5 Yoga Poses Every Athlete Should Be Doing
Incorporate these 5 stretches into your daily routine — each made easier with the Flexelent Squat Wedges yoga blocks
There’s a reason millions of people all over the world practise yoga — and have done for thousands of years. The combination of physical and mental exercises is powerful — it can strengthen your body and your mind, and help to make your body bulletproof when it comes to injuries.
The good news is, you don’t even need to step foot inside a fancy yoga studio to reap the benefits. Some of the most effective poses are easy to perform — you can give them a go anywhere (although it can be helpful if you have a yoga mat).
So take a deep breath and try these five yoga poses — we’ll explain why each is worth doing and how Flexelent Squat Wedge yoga blocks can make them more approachable for athletes with injuries, or even total beginners.
Downward Dog
How to do it: Start on your hands and knees. Your hands should be shoulder-distance apart and your knees under your hips, toes pressing into the floor. Next, push into your palms and lift your knees off the ground. Raise your hips up and back, and try to lengthen your spine.
As you breathe out, straighten your legs as much as possible and reach your heels towards the ground. Remember to keep breathing as you hold the pose.
Benefits: This pose is excellent for building arm and shoulder strength, relieving back pain, and stretching the hamstrings, calves and feet arches.
Modifications: Some people may find it takes pressure off their wrists by placing a Flexelent Squat Wedge yoga block under their hands.
Upward Dog
How to do it: Lie flat on your front with your forehead on your mat. Place your hands under your shoulders, keeping your elbows tucked into your sides and push your navel up away from the mat, maintaining straight legs and ensuring your toes are pointed behind you. Inhale and lift your torso further while raising your hips and thighs off the floor. Tilt your head back slightly, and press down through the tops of your feet.
Benefits: This pose will boost your arm strength while stretching the chest, shoulders, abs and lower back.
Modifications: Again, using Flexelent Squat Wedges as yoga blocks, you can relieve pressure on your wrists. If the pose is too much on your back, you need only lift your torso a few inches, using your elbows as support.
Balancing Stick
How to do it: From a standing position, take a large step forward with your right foot. Simultaneously lower your upper body forward while lifting your left leg behind you, as straight as possible. As yoga coaches often say, you’re aiming to look like the letter ‘T’ — not a broken umbrella! Keep stretching in both directions — this will help you balance. Hold for a few breaths, lower your left leg and repeat on the other side.
Benefits: This pose is great for your back, shoulders, hips and hamstrings and will certainly improve your balance!

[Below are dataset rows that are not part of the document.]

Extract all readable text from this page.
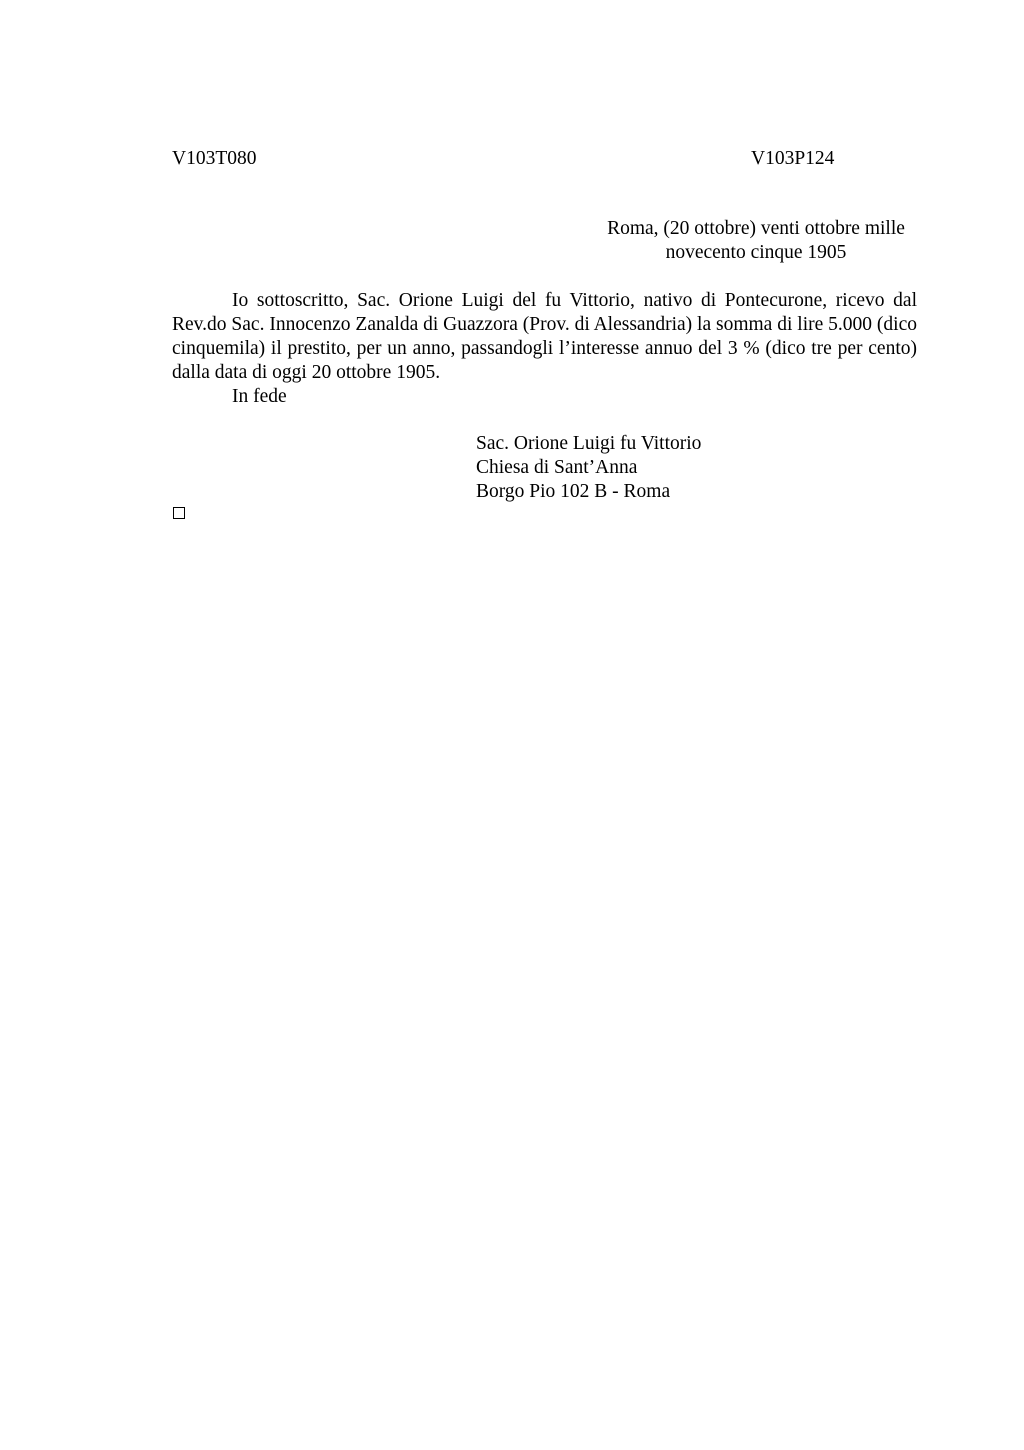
V103T080	V103P124
Roma, (20 ottobre) venti ottobre mille
novecento cinque 1905
Io sottoscritto, Sac. Orione Luigi del fu Vittorio, nativo di Pontecurone, ricevo dal Rev.do Sac. Innocenzo Zanalda di Guazzora (Prov. di Alessandria) la somma di lire 5.000 (dico cinquemila) il prestito, per un anno, passandogli l’interesse annuo del 3 % (dico tre per cento) dalla data di oggi 20 ottobre 1905.
In fede
Sac. Orione Luigi fu Vittorio
Chiesa di Sant’Anna
Borgo Pio 102 B - Roma
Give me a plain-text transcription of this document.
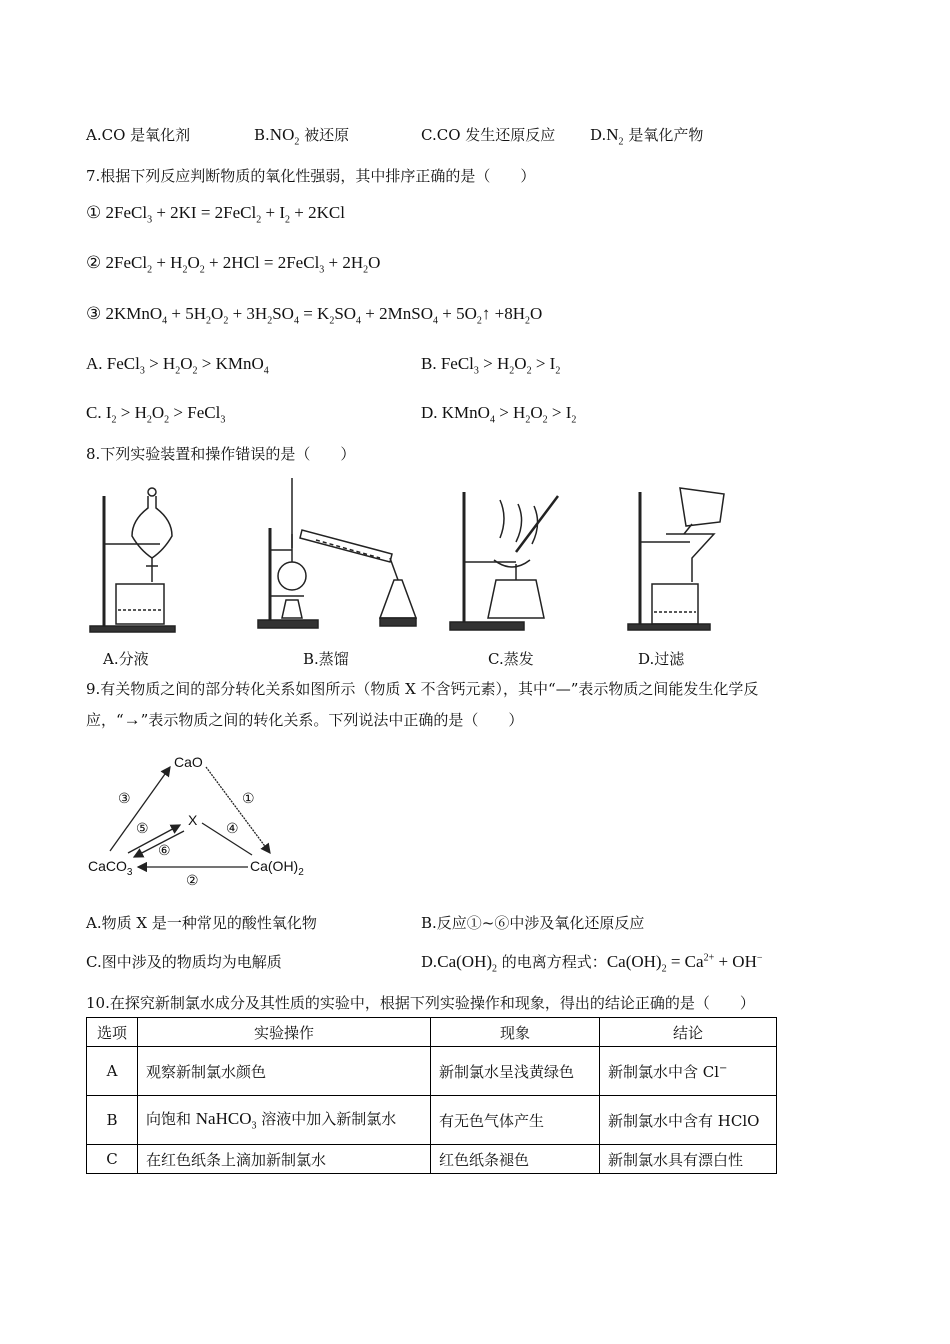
A.CO 是氧化剂	$B.NO_2$ 被还原	C.CO 发生还原反应 $D.N_2$ 是氧化产物
7.根据下列反应判断物质的氧化性强弱，其中排序正确的是（　　）
① 2FeCl$_3$ + 2KI = 2FeCl$_2$ + $I_2 + 2KCl$
② 2FeCl$_2$ + $H_2O_2 + 2HCl$ = 2FeCl$_3$ + $2H_2O$
③ 2KMnO$_4$ + $5H_2O_2 + 3H_2SO_4 = K_2SO_4$ + 2MnSO$_4$ + $5O_2↑ +8H_2O$
A. FeCl$_3$ > $H_2O_2$ > KMnO$_4$	B. FeCl$_3$ > $H_2O_2 > I_2$
C. $I_2 > H_2O_2$ > FeCl$_3$	D. KMnO$_4$ > $H_2O_2 > I_2$
8.下列实验装置和操作错误的是（　　）
A.分液	B.蒸馏	C.蒸发	D.过滤
9.有关物质之间的部分转化关系如图所示（物质 X 不含钙元素），其中“—”表示物质之间能发生化学反
应，“→”表示物质之间的转化关系。下列说法中正确的是（　　）
CaO
X
CaCO$_3$	$Ca(OH)_2$
③	①
⑤	④
⑥
②
A.物质 X 是一种常见的酸性氧化物	B.反应①~⑥中涉及氧化还原反应
C.图中涉及的物质均为电解质	$D.Ca(OH)_2$ 的电离方程式：$Ca(OH)_2 = Ca^{2+} + OH^-$
10.在探究新制氯水成分及其性质的实验中，根据下列实验操作和现象，得出的结论正确的是（　　）
选项	实验操作	现象	结论
A	观察新制氯水颜色	新制氯水呈浅黄绿色	新制氯水中含 Cl−
B	向饱和 NaHCO$_3$ 溶液中加入新制氯水	有无色气体产生	新制氯水中含有 HClO
C	在红色纸条上滴加新制氯水	红色纸条褪色	新制氯水具有漂白性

Modifications: Using Flexelent Squat Wedges yoga blocks to elevate the heel on your standing leg can make it easier to balance and hold the pose for longer.
Plank
How to do it: Start in a press-up position with your shoulders stacked over your wrists and heels over your toes. Keep your eyes on the floor in front of you and think about lengthening through the back of your neck and spine. Hold the pose for as long as you can, but remember to breathe!
Benefits: This simple pose is excellent for building a strong core, arms and shoulders.
Modifications: An alternative to the ‘long arm’ plank variation described above is to rest your weight on your forearms, with your elbows bent. You could elevate your forearms on Flexelent Squat Wedge yoga blocks too.
Bridge
How to do it: Lie on your back. Bend your knees, bringing your heels close to your butt with your hands down by your hips, palms down. Pressing your feet and palms into the floor, lift your hips up as high as possible and try to keep your chin close to your chest. Hold for a few breaths before releasing and gently rolling the spine to the floor.
Benefits: This pose builds strength in the back and hamstring muscles and can help you open the upper chest which is especially effective for people who sit at a computer all day.
Modifications: Squeezing a Flexelent Squat Wedge yoga block between your thighs is a good way to make sure your legs and feet are aligned.